Published 10:03 pm Thursday, June 18, 2009

My favorite memory of the Chilton County Peach Festival is the smell of peaches that fills the air during the annual Peach Parade and auction.

Long before the start of the festival each year, I usually find myself at one of our local markets buying a basket of peaches, mainly because covering stories about peaches makes me crave the famous fruits.

While talking to Bobby Boozer, our area horticulturalist, a few days ago, I was amazed at the sheer number of peach varieties there are in existence. It takes a pretty thick book to list them all, with about two varieties per page.

Growing up in Chilton County, I remember my grandparents kept a small orchard of peaches on their property. There were peaches of yellow and white flesh; juicy ones and firm ones; and fruits of various sizes and colors.

It took me a while to figure out what my perfect peach was, but everybody has a favorite.

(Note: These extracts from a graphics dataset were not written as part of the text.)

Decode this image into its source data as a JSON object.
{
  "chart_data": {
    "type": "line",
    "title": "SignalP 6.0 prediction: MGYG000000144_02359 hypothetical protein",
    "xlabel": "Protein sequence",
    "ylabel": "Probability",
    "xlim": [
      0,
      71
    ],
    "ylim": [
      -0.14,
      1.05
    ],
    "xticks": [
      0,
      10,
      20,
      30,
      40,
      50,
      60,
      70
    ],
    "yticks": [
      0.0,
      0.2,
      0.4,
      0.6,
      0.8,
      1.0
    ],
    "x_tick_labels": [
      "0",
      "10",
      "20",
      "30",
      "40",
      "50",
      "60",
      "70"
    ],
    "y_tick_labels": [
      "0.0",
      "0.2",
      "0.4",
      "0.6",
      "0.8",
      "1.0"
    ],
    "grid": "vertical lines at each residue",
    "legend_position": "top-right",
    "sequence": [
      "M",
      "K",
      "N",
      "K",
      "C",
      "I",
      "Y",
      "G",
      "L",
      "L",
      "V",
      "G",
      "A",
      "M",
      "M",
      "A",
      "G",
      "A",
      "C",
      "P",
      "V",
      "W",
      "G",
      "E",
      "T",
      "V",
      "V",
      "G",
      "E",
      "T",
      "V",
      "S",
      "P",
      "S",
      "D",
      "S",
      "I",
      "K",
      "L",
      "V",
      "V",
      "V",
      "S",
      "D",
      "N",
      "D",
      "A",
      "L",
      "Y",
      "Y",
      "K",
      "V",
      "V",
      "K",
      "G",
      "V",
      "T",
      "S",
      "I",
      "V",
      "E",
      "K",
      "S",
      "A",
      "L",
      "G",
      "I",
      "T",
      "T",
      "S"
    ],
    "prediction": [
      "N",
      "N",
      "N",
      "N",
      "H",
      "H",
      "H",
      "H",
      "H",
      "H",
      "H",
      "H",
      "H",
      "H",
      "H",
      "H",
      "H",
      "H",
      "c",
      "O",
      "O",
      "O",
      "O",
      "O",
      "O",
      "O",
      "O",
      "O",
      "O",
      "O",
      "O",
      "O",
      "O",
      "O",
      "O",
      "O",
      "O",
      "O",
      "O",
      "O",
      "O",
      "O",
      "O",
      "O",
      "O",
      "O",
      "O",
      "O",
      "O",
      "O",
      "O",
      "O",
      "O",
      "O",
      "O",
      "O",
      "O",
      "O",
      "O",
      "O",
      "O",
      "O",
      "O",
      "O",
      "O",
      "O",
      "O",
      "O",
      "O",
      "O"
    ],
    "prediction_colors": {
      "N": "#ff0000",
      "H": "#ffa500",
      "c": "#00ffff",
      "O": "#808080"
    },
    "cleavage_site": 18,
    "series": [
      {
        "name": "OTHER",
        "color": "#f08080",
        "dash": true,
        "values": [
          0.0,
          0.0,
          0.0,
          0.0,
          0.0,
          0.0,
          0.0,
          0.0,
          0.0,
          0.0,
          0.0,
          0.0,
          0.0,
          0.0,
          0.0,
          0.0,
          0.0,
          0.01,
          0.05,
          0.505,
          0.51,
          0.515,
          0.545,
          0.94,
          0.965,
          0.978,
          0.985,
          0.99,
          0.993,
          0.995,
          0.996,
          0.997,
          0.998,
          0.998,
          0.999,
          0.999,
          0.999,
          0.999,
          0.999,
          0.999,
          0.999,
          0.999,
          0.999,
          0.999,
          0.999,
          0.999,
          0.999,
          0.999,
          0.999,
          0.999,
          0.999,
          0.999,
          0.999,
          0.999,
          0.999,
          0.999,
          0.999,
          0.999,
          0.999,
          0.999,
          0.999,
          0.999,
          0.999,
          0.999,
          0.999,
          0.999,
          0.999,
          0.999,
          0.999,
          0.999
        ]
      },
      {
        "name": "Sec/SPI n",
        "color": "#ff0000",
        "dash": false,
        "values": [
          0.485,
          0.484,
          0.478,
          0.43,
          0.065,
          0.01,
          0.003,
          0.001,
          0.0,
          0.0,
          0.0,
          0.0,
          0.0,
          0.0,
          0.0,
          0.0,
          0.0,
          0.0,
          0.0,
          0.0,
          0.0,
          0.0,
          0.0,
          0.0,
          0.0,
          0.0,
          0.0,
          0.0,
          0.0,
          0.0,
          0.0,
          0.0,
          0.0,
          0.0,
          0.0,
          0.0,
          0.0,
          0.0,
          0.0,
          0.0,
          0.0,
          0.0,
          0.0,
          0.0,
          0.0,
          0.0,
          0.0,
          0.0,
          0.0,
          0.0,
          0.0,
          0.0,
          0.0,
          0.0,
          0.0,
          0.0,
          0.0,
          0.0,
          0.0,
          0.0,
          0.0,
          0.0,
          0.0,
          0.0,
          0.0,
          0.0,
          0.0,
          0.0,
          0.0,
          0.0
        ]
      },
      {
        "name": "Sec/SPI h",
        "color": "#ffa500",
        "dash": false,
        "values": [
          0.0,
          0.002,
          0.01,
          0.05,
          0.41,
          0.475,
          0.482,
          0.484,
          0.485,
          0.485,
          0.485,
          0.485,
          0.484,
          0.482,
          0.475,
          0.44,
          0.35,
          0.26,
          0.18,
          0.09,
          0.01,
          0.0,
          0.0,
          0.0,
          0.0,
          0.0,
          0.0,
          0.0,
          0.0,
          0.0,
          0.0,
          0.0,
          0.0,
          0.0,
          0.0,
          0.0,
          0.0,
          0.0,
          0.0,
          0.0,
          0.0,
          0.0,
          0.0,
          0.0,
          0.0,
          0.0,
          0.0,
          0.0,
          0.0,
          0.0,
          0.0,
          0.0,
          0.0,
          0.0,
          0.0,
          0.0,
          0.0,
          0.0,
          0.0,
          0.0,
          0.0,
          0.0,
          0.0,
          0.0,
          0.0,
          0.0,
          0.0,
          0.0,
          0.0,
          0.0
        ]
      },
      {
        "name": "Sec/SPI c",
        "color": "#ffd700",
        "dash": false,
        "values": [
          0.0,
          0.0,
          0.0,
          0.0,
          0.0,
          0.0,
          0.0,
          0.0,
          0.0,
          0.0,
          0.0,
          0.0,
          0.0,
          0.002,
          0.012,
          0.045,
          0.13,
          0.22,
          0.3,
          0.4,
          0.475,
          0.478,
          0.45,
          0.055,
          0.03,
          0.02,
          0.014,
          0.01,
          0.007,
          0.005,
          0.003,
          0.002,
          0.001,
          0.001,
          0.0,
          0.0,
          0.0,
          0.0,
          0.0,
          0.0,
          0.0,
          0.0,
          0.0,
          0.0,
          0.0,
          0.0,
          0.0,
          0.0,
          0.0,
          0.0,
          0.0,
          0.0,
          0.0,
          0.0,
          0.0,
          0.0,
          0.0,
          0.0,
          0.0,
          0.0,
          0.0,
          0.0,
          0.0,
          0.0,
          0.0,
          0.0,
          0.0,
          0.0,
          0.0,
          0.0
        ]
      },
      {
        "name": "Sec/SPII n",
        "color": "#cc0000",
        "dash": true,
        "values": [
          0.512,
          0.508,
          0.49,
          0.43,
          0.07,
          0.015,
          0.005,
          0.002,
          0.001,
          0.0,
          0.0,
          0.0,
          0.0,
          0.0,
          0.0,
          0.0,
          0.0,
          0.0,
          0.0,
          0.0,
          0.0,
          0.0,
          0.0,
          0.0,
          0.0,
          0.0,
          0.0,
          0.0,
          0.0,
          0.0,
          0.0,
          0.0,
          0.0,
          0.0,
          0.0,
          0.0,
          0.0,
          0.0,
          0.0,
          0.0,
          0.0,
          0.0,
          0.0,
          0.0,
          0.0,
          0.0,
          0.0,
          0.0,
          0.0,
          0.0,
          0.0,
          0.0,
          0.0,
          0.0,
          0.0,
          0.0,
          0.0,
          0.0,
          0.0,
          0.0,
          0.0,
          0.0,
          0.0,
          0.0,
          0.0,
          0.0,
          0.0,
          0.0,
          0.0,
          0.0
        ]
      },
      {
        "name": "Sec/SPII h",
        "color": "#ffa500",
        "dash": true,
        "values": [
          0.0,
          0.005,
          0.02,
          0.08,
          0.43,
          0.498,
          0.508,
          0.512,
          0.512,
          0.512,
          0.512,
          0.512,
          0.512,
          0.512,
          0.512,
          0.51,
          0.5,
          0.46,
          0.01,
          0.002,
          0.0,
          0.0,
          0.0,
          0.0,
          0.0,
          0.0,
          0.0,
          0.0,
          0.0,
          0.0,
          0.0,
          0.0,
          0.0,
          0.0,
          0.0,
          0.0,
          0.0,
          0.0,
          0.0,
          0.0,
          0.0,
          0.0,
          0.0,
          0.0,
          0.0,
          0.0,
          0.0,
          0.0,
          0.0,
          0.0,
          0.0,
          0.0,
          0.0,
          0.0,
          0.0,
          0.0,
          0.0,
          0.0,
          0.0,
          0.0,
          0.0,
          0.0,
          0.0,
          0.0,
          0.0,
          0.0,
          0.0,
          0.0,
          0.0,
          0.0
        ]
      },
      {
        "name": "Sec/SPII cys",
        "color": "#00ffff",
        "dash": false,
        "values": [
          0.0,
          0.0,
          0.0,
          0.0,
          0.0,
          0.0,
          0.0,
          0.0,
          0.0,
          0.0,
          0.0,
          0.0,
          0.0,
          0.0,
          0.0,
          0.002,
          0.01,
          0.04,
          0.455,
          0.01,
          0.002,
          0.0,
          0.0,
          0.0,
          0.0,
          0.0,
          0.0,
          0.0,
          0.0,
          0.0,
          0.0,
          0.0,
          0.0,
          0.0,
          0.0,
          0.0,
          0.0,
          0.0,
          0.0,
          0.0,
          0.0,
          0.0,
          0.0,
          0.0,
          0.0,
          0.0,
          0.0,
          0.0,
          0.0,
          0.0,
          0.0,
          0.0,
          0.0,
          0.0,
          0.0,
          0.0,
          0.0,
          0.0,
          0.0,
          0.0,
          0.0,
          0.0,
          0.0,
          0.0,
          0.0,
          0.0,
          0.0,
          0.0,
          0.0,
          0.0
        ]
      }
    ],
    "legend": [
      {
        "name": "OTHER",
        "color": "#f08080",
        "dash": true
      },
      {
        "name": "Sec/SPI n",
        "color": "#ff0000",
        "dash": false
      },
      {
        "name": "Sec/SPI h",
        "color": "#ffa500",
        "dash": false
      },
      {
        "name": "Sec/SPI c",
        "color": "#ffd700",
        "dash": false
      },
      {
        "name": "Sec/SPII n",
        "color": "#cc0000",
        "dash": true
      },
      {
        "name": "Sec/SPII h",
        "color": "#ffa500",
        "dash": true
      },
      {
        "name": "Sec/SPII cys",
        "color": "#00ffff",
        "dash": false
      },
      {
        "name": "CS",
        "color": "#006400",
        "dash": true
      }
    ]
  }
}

I prefer the freestone varieties, and I like them so juicy that you have to slurp them to keep from getting wet.

I tell people I like to “drink” my peaches rather than eat them.

One of the things we have done at The Advertiser is poll people about their favorite way to use a peach. First, there are endless recipes that call for Chilton County peaches (you will get the chance to try many of these at the annual Peach Cook-Off this Saturday at Thorsby First Baptist Church. The cook-off begins at 10 a.m.)

Once you have exhausted all the recipes, there are other ways of enjoying a Chilton County peach. You could have a peach pit-spitting contest. You could get some rotten fruit and smash it with a hammer (although it would be better if you ate it before it got to that point). The possibilities are endless.

However you look at it, there’s a peach for everyone. And if you happen to not like peaches, consider the alternatives.

The Chilton County peach is more than a fruit. It’s an experience.